# Is there a flow chart for the Rocky



## Pikedaddy (Jul 20, 2005)

I cant find a flow chart anywhere on the web for the Rocky river .Is there one somewhere?


----------



## gstrick27 (Apr 14, 2004)

not exactly sure where the rocky is but this site has flow charts for most major rivers in ohio or pretty much any other state.

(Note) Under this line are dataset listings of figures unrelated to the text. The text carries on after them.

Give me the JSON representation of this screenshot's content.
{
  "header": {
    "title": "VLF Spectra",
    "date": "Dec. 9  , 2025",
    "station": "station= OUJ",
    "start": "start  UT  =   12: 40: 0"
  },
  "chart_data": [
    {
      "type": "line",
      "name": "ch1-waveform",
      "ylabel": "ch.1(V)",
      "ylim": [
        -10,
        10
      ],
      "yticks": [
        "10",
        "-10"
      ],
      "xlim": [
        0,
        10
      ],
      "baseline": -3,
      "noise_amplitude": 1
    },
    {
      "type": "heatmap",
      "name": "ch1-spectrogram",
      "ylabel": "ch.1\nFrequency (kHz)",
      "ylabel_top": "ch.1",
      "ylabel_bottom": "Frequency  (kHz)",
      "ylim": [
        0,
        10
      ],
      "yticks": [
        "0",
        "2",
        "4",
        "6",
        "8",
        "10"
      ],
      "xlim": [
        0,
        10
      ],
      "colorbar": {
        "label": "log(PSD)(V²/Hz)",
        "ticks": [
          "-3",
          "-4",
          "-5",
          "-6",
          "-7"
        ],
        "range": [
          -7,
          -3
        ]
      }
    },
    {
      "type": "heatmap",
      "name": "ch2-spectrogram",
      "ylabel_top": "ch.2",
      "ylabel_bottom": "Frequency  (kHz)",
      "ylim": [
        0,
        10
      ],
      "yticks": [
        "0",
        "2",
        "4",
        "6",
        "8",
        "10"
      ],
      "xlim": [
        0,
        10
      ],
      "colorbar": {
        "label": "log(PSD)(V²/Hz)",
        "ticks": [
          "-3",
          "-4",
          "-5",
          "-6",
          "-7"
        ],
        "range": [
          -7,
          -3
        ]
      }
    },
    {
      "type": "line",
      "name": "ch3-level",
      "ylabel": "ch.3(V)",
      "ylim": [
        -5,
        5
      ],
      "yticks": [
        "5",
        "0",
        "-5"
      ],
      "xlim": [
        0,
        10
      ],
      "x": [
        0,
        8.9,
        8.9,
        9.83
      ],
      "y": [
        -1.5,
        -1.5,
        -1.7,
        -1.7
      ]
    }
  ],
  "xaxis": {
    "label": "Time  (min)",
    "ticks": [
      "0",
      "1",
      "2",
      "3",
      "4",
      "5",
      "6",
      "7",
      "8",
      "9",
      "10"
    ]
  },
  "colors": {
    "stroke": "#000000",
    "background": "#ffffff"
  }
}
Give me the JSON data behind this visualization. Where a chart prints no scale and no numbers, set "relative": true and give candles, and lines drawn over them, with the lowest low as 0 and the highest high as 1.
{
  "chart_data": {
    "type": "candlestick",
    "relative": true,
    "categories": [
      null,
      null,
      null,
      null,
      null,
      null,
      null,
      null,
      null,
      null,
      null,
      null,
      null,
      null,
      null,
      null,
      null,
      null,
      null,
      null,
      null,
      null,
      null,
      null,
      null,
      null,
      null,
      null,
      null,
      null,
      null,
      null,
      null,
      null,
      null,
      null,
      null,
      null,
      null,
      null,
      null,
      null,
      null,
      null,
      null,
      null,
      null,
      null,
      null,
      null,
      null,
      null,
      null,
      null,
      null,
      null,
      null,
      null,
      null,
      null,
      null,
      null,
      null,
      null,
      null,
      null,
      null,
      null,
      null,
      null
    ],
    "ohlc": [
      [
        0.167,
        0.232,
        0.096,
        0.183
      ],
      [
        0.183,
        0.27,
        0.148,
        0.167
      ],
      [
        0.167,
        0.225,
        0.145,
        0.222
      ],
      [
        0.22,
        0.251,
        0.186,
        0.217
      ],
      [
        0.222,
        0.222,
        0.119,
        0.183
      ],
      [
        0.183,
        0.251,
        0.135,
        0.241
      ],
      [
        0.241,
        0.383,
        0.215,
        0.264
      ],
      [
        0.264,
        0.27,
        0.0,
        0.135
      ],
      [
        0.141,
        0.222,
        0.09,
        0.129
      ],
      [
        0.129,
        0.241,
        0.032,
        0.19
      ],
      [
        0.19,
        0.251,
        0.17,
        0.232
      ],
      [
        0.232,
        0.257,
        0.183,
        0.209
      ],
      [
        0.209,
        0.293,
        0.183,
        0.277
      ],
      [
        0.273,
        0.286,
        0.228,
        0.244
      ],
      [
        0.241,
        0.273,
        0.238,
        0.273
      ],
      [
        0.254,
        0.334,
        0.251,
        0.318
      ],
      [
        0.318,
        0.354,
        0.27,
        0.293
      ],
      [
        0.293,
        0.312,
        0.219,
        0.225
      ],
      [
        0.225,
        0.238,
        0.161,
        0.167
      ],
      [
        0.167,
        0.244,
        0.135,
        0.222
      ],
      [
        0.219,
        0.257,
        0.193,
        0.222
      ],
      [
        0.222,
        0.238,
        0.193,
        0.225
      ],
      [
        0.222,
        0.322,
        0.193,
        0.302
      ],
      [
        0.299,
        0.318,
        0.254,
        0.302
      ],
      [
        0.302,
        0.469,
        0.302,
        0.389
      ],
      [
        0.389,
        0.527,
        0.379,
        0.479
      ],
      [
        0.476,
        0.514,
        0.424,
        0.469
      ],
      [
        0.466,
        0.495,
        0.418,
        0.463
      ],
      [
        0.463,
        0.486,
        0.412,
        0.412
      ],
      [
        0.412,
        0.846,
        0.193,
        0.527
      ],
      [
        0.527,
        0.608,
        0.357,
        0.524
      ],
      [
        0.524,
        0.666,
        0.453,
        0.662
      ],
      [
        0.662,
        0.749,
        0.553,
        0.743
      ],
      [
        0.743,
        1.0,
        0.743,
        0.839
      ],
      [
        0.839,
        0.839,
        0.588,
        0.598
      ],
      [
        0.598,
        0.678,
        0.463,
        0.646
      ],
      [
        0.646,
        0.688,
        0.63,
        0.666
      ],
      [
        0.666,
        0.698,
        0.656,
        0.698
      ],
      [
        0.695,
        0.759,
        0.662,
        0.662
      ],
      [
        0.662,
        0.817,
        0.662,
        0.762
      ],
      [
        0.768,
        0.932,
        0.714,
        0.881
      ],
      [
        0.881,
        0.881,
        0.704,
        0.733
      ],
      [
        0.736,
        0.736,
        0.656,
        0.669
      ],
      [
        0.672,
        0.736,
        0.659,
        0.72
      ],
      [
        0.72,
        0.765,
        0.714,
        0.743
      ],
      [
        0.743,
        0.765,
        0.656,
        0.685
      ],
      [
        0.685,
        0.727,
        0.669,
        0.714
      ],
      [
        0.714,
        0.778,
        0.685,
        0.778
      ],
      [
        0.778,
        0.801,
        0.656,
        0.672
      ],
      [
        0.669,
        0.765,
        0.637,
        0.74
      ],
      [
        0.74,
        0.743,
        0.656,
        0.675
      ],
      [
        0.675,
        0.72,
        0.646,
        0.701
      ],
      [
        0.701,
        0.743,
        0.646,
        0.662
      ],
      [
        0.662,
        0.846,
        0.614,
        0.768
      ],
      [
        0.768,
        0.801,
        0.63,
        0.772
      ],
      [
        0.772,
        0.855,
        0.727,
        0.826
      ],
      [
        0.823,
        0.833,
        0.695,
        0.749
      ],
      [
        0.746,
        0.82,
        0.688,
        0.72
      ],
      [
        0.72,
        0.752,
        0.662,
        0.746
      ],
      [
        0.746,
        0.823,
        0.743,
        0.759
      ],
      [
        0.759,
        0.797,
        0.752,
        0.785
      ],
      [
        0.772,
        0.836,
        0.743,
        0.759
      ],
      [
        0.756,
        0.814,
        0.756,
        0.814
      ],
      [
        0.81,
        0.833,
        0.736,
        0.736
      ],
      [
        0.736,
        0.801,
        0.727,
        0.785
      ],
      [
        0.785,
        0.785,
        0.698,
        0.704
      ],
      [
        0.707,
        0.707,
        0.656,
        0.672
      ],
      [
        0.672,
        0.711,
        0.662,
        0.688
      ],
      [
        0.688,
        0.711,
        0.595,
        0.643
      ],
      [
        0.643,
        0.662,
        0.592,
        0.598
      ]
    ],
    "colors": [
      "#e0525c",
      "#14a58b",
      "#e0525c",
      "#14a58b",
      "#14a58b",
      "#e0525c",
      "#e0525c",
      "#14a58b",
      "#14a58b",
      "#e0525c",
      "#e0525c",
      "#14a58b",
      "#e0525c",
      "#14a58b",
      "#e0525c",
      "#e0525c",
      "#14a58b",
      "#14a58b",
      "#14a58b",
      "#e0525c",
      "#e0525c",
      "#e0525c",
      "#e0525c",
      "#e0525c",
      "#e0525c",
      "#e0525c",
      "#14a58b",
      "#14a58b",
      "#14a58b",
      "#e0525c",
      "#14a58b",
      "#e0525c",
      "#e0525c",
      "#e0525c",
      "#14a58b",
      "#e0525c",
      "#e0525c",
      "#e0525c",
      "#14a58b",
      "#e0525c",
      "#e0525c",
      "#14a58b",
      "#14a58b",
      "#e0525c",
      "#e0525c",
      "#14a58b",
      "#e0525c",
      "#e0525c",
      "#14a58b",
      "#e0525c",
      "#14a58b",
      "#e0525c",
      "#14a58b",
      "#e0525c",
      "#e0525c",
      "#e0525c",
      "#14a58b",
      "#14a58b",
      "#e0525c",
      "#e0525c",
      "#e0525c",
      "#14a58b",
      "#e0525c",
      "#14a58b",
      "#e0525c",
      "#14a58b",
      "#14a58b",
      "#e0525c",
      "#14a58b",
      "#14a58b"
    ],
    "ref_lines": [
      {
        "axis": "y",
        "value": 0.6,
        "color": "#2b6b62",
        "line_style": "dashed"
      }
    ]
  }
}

http://water.usgs.gov/cgi-bin/waterwatch?state=oh&map_type=flood&web_type=map


----------



## archman (Apr 30, 2004)

There's no flow chart for the Rocky.


----------



## Steel Cranium (Aug 22, 2005)

Here's how I estimate conditions:

Check out flow for the black river (http://waterdata.usgs.gov/oh/nwis/uv?04200500). This provides an estimate for the west branch of the rocky, since it generally shares the same watershed. The lower cuyahoga (http://waterdata.usgs.gov/oh/nwis/u...065,00060,00010) and tinker's creek (http://waterdata.usgs.gov/oh/nwis/u...065,00060,00010) will provide a guess on the east branch.

Neighborhood precipitation amounts can be found in http://www.afws.net/data/oh/Cuyahoga.HTM (Berea and Fairview Park, east branch/main stem) and http://www.afws.net/data/oh/Medina.HTM (Granger and York, west branch).


----------